Quand une revue rasoir comme la nôtre interviewe une humoriste, c’est à nous de nous montrer moins chiants ou à vous d’être très sérieuse ?
Je ne me considère pas comme une humoriste.
Ça commence bien !
Le mot est moche. Mes spectacles relèvent plutôt du théâtre. Donc je crois qu’on va pouvoir se retrouver à mi-chemin !
« C’est une expérience humaine, pas intellectuelle », dites-vous à propos de votre travail. L’économie mondialisée, les grosses fortunes, le nucléaire ou encore la vie de Marx et d’Engels : rien d’intellectuel, vraiment ?
« Ce qui m’intéressait, c’était surtout l’énergie vitale que Marx et Engels dégageaient. »
Non, rien d’intellectuel. La scène, c’est charnel, émotionnel, physique… Rien d’intellectuel ne peut passer. C’est un moment de vie partagée entre les acteurs et le spectateur. Marx et Jenny, par exemple, ce sont des correspondances entre les personnages : elles sont tout sauf « intellectuelles », elles sont très vivantes. Leurs discussions sont quotidiennes, brillantes. Ce qui m’intéressait, c’était surtout l’énergie vitale que Marx et Engels dégageaient. Je n’aime pas écrire, je dois vous avouer. Je déteste, même. Mais j’aime lire et me documenter : je suis allée à la bibliothèque, à Londres, en Allemagne, j’ai passé plus d’un an à ne lire que Marx et Engels, à ne penser qu’à eux, à me faire des blagues ou à en faire à mes proches qui ne riaient pas du tout. (rires) J’ai beaucoup lu la documentation des riches, pour Comment épouser un milliardaire ? La doc’ des pauvres ou de la gauche manque d’informations : les riches sont fiers de leurs chiffres, ils ne cachent rien. (rires) Pour le nucléaire, j’ai étudié les documents, les termes techniques et le déroulement de l’accident puis je m’en suis libérée, pour en faire quelque chose de jouable : j’ai utilisé des jouets pour décrire la catastrophe ; c’est un spectacle qui peut être compris par des enfants…
Il y a, avez-vous déclaré un jour, quelque chose de l’ordre de la « délivrance » à créer vos pièces : de quel poids vous délestez-vous ?
Notre civilisation a éradiqué les tigres et inventé l’iPhone.
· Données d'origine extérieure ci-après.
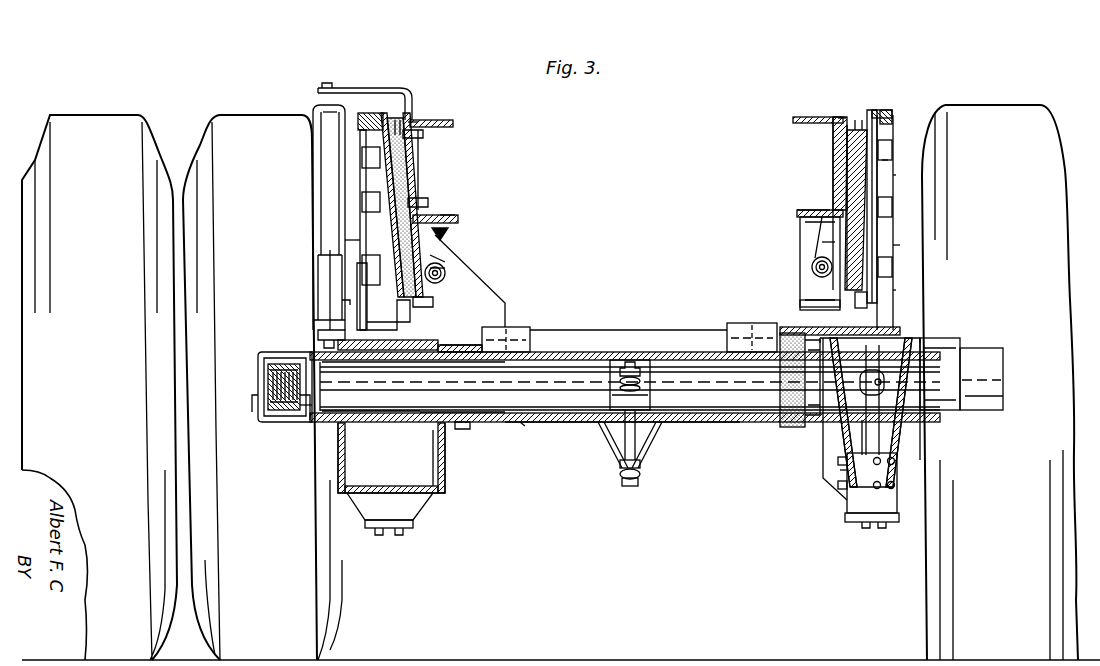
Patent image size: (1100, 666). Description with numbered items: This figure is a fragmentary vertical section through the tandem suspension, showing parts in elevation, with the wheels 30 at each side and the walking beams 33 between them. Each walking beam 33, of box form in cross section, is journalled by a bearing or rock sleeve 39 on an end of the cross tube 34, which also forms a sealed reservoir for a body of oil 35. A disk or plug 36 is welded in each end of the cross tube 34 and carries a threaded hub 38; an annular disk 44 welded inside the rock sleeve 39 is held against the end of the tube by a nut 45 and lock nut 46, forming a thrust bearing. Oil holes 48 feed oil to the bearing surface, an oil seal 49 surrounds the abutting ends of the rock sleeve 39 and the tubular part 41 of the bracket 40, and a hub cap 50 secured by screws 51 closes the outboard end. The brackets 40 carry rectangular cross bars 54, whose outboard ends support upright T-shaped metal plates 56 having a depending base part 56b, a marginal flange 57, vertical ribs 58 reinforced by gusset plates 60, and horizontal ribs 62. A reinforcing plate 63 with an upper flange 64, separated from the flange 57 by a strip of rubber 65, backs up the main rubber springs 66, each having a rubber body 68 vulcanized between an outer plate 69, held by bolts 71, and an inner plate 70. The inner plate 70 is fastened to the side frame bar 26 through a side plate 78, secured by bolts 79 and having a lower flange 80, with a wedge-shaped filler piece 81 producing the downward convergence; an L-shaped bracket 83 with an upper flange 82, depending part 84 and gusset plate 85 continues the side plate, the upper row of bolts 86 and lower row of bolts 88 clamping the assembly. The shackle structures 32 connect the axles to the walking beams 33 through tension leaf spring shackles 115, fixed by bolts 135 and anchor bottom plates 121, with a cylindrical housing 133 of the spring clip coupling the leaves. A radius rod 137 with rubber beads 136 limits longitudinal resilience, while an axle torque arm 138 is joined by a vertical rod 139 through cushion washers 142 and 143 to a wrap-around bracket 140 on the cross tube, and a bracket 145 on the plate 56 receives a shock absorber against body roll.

La guerre est devenue notre quotidien, il n’y a aucune révolte, tout notre argent file entre les mains des milliardaires, on passe notre temps à travailler, consommer, payer des impôts… Il n’y a pas de projet commun, de grands discours qui nous amèneraient vers des buts sublimes ! L’humanité me semble mériter mieux que ça : si c’est ça notre maximum de bonheur possible, c’est bien triste… Ce qui manque, c’est juste de se dire « Allez on le fait ! ». Quand je joue, j’ai l’impression de dire aux gens : « Venez, on fait de notre mieux à partir de maintenant et on peut y arriver. » Donner envie d’agir, de vivre, de se voir. Le public reste souvent après les pièces, pour discuter. Je ne veux pas être un « divertissement ». Je préfère qu’on puisse régler des choses.
Vous avez joué dans des usines en grève, de Gandrange à Fralib…
Je ne connaissais pas ce monde, je n’en venais pas. J’avais une appréhension : était-ce « juste », de ma part, de jouer là ?
Appréhension levée une fois sur place ?
« Perdre leur lieu de travail, qu’ils connaissent depuis trente ou quarante ans, c’est toucher à leur vie. C’est leur usine. »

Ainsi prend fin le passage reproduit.